I can’t let it go, simply can’t. So much of youth is muscle memory. Your body remembers the clenched lips, the motion of locking the door, the scissor stomach. It’s imprinted, tattooed in permanent black. Even though as I grew older, we had an understanding, and I came to see she loved me. Intellectually, I knew it. It’s that she’d never been taught how to show it, coming from a stout German family, raised on stoicism and pick the carrots for dinner. So she left, first thing she could, joined the airlines (Western) and traveled the world. Once when my dad asked about her mom, she cried. Her mom never hugged her, she said; and then to my dad’s surprise, her sadness became sloppy and uncontained. He didn’t ask again. What does one do with all that sadness and muscle memory?

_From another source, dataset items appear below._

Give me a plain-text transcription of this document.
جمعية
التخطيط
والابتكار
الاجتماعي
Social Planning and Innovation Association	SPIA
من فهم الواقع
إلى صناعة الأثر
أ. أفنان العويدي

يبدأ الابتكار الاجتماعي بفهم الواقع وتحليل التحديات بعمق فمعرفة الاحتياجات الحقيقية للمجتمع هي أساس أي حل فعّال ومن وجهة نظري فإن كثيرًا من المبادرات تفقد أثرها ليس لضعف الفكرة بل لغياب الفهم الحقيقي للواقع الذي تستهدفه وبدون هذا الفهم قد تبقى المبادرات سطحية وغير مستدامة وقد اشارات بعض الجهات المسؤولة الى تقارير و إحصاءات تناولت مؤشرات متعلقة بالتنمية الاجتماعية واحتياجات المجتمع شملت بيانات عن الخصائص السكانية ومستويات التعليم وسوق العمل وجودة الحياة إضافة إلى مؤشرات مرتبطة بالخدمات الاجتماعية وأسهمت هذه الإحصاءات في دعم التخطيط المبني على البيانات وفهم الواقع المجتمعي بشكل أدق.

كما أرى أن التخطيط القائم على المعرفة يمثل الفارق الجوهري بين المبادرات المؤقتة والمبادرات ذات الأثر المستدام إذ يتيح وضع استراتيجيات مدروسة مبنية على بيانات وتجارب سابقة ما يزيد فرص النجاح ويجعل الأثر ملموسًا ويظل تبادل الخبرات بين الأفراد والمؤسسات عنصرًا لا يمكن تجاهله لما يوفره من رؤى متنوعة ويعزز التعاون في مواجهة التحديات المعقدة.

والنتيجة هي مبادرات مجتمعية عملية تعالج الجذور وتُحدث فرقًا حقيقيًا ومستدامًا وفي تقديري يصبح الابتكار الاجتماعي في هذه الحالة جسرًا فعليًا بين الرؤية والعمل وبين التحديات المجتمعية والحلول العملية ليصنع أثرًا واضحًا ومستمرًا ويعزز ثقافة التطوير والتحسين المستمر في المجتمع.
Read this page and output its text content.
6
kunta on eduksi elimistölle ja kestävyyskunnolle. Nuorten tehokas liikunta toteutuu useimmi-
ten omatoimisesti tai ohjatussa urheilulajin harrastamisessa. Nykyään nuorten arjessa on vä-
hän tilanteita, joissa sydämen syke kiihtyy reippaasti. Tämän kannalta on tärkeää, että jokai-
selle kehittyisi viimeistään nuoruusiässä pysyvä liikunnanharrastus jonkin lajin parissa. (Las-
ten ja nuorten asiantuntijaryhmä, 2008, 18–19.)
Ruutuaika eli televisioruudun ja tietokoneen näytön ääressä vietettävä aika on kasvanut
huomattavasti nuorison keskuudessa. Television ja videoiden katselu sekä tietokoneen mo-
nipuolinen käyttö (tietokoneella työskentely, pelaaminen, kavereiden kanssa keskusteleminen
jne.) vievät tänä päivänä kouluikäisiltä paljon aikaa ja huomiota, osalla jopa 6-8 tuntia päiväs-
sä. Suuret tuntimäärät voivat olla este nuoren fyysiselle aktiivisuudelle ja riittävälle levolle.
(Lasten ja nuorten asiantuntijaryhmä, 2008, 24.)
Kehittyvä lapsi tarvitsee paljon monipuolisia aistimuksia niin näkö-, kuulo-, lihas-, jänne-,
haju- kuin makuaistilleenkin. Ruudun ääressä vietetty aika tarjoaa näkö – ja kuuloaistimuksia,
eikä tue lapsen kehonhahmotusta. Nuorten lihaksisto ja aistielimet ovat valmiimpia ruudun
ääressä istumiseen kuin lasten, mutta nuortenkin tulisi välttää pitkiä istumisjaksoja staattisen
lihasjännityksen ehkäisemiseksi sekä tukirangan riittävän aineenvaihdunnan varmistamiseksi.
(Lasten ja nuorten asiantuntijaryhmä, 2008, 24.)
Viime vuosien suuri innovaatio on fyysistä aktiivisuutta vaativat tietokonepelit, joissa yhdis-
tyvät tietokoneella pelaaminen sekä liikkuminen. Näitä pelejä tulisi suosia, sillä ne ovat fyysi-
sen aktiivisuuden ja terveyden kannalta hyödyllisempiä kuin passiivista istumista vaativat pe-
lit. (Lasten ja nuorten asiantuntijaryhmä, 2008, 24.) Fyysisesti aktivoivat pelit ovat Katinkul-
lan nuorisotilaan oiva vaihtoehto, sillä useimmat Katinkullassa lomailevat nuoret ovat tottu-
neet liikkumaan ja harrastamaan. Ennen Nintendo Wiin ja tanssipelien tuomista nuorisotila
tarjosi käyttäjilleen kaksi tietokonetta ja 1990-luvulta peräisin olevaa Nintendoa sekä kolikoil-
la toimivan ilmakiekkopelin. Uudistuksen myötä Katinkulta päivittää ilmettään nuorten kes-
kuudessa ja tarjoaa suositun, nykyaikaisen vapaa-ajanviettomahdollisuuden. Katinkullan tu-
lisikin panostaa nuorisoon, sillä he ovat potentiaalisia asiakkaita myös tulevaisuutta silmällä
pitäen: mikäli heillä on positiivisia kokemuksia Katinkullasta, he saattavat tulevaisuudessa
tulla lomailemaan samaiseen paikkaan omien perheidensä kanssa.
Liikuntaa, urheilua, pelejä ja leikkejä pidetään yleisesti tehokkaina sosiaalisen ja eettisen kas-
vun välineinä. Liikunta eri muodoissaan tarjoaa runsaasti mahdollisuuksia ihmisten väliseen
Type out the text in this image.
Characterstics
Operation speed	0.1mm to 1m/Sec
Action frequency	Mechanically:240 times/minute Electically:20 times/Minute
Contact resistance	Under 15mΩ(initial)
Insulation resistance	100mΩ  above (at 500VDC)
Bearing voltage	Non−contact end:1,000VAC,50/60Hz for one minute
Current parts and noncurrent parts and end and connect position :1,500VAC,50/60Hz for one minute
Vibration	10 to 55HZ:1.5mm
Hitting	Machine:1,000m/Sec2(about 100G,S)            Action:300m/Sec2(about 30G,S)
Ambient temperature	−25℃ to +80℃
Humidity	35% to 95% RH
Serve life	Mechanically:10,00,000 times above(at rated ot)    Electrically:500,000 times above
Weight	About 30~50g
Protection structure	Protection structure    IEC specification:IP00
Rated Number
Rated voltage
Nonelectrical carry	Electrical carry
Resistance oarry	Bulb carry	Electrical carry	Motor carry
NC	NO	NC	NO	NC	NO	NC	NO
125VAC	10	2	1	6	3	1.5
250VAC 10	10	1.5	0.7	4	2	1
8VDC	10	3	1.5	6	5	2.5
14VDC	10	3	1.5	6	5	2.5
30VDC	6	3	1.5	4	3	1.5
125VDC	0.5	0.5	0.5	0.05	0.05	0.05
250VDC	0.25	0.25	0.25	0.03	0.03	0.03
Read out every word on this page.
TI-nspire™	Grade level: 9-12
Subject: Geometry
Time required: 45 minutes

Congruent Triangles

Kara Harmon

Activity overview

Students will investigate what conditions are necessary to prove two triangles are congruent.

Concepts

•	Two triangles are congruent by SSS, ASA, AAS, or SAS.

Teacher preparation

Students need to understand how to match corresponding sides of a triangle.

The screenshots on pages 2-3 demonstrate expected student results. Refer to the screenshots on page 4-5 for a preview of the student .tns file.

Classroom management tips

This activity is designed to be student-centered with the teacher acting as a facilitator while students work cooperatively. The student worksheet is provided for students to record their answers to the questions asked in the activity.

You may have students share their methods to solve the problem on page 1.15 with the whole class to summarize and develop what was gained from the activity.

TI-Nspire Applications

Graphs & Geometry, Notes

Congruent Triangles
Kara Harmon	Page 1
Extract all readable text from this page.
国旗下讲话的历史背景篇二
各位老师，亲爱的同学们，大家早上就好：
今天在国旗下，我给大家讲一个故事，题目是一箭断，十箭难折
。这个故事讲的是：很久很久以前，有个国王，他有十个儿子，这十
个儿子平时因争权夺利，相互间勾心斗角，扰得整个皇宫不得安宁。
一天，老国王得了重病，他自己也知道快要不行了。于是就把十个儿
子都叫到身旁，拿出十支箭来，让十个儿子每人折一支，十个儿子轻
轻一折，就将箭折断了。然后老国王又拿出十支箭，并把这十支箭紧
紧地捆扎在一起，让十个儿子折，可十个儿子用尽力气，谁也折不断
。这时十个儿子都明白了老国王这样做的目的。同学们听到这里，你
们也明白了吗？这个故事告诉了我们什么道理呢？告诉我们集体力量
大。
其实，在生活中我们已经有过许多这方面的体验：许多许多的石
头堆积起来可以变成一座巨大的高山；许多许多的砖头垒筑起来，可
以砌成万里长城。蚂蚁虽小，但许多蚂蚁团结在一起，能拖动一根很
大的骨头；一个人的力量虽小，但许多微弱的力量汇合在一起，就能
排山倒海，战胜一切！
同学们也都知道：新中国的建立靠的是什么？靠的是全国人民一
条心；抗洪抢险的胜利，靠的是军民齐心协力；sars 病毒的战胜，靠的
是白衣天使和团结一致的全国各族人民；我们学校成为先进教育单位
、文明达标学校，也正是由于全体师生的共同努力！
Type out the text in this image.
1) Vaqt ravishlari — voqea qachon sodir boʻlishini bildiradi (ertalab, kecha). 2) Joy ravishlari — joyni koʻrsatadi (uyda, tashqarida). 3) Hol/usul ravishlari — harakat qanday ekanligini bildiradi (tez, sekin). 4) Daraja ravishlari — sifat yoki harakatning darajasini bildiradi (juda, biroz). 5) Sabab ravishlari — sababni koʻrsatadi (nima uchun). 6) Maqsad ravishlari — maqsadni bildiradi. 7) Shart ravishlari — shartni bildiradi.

I still don’t know, I simply don’t. There was more to our relationship: the trying, and loving in ways I didn’t understand, but learned to appreciate. She was silent, I knew that, and it drove me crazy, but if I pushed, she’d dissolve. Just disintegrate into water. I could see: she did the best she could with what she knew. And right when I started to understand her, she was gone. Of course, I stayed behind, with my hands full of the slop and the what do I do now? I want to let it go. But does that mean she goes with it? I don’t want to chance it.
Recently, I was sent this picture of my mom as a teen-ager. It’s all there: the bad skin that made her so insecure, the love of music (she is playing the piano), the intensity. In so many ways, I get her. We are printed on each other, and then I start to think maybe we were more alike than different.
Those are the sloppiest days of all.
blognut says
I wish I had a clue what to say to make it better, Deb. I don’t. I fear feeling something similar to what you are feeling someday, but not enough to keep beating my head against the wall to try and fix it.
Sorry it’s so hard sometimes – ((hugs))
Shana says
I would gladly relinquish my membership in the “dead mom’s club” if I could. It is so full of suck. I don’t know when it gets better. It’s been 11 years for me, and I’m still waiting. Memories come in waves, sometime with such an intense grief and I miss you-ness and sometimes a flash of a critical sting 30+ years ago that never went away.
Jenn @ Juggling Life says
There’s so much truth in here I don’t know what to say.
Maureen@IslandRoar says
I’m so sorry your mom is gone. We all have such a mixed bag of feelings about our parents. It can be so hard. This is so beautifully written; I think she’d be very touched…
chitownlis says
Oh Lambie, I wish I could be there to give you a big hug. So sorry you’re hurting. Love you…
Green Girl in Wisconsin says
I’m totally touched by this post. It’s such a loving tribute.
Danielle says
I’m sorry you’re having such a difficult time. I wish I could offer some words of wisdom to make you feel better. So I’ll send you some feel better soon vibes instead.
L.A. Stylist Mom says
This is so succinct, dead-on, and gorgeously written, that it made me cry. That and the fact (although I know it’s of less than little consolation) that I sometimes feel this way, and my mother is alive. xoxox
adrianne says
i love you, deb.
Stacey Ross says
You are a beautiful person. Glad to know you. Thank you. :)
Cranny says
Your mom is beautiful. You are beautiful Miss you a lot, and LOVE to reconnect with a bit of you through your blog. Thank you.